Section 10C further currently only refers to “own contributions”, which inadvertently prevents employer contributions to a retirement fund on behalf of employees (made on or after 1 March 2016) from qualifying for a deduction in terms of section 10C. It is proposed that section 10C be amended to remove this anomaly, by replacing the reference to “own contributions” with “any contributions”.
The above amendments will apply from 1 March 2021.
Living annuity paid to a trust
[Applicable provisions: The definition of “living annuity” in section 1 of the Act and a new paragraph 3B of the Second Schedule to the Act]
A new paragraph (eA) is added to the definition of “living annuity” to allow for a lump sum payment to a trust when a trust in receipt of a living annuity is in the process of being terminated. This means that the lump sum will be taxed on the retirement fund tax table for retirement and death. A new paragraph 3B is also added to the Second Schedule, in terms of which the lump sum shall, on the date of payment thereof, be deemed to have accrued to the trust immediately prior to the date of termination of the trust.
The above applies from 1 March 2021.
Previously non-deductible contributions deducted from death benefit: deemed asset for estate duty purposes
[Applicable provisions: Section 3(2)(bA) of the Estate Duty Act and a new section 3(3)(e)]

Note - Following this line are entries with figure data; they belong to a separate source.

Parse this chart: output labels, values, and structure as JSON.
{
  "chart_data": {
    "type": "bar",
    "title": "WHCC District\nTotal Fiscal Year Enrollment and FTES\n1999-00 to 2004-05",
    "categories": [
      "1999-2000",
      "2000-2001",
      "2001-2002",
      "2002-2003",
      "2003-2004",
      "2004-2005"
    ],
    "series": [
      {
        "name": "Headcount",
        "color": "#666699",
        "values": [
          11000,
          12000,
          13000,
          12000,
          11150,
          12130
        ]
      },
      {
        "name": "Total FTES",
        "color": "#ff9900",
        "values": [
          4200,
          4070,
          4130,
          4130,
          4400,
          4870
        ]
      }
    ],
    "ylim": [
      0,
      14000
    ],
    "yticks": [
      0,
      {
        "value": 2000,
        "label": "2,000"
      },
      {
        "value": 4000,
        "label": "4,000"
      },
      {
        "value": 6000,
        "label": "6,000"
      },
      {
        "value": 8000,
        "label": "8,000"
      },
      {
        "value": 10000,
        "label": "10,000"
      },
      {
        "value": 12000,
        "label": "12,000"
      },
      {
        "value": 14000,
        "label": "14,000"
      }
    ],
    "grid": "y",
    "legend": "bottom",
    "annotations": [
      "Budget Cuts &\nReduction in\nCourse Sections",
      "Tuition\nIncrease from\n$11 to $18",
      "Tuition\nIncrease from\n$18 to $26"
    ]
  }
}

Section 3(2)(bA) of the Estate Duty Act currently includes as property of the deceased previously non-deductible contributions to a retirement fund that were allowed as a deduction from the deceased’s death benefit. It is proposed that section 3(2)(bA) be deleted, and be replaced by a new section 3(3)(e), the effect of which would be that the aforesaid amount will for estate duty purposes no longer be regarded as property, but as deemed property.
The above will be deemed to have come into operation on 30 October 2019 and will apply in respect of the estate of a person who dies on or after that date, and in respect of contributions made on or after 1 March 2016.
Sanlam is currently in the process of getting their Administration systems ready for this implementation and will communicate to all their Clients shortly.